How big was Ankylosaurus?

Published estimates vary because no complete skeleton has ever been found. Wikipedia's synthesis of the scientific literature puts it at about 6 to 8 m long and about 4.8 to 8 tonnes. A 2004 study by Kenneth Carpenter estimated the largest known skull's owner at about 6.25 m long and about 1.7 m at the hip. Turn on the human figure in the viewer to see the scale against a 1.8 m person.

What was the tail club for?

The bony club, known from a single specimen about 60 cm long and 49 cm wide, sat at the end of a stiffened tail and was likely swung as a defensive weapon against predators or in fights between Ankylosaurus themselves. Fossils cannot fully settle how it was used, so this model does not claim one single proven function.

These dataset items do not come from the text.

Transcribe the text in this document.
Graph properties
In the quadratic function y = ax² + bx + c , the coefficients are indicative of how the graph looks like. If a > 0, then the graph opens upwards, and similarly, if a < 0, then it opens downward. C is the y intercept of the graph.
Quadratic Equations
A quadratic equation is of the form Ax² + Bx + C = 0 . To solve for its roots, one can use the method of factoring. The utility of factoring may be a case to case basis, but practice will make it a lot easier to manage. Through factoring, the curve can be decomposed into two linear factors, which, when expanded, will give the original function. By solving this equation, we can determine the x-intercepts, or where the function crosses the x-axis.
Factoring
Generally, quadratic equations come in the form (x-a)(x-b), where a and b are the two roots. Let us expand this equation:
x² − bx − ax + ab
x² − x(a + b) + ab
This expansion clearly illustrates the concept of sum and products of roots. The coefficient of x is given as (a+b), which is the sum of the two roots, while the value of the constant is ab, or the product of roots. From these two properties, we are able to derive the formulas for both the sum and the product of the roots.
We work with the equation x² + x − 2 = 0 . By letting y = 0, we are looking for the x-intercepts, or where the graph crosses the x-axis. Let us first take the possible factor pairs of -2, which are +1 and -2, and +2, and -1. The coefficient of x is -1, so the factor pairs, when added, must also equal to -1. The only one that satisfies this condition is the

When and where did Ankylosaurus live?

In the Late Cretaceous, about 68 to 66 million years ago, in what is now western North America. Barnum Brown discovered the first fossils in 1906 in Montana's Hell Creek Formation and formally described the genus in 1908.

Is the model scientifically accurate?

The proportions follow published figures, but the skin color and soft-tissue outline are an artistic reconstruction - fossils preserve bone, not soft tissue or color. This model is not a fossil-accurate skeleton, and no complete skeleton has ever been found, so the armor layout shown is a plausible reconstruction. The length, weight, and age figures shown are real published values, with ranges cited where sources disagree.

Do I need to install anything to view it?

No. The model renders in your browser with WebGL - no app, no account, and nothing about your visit is sent to a server. The 3D engine loads once and is then cached. When available, a free-licensed glTF model may swap in after first paint.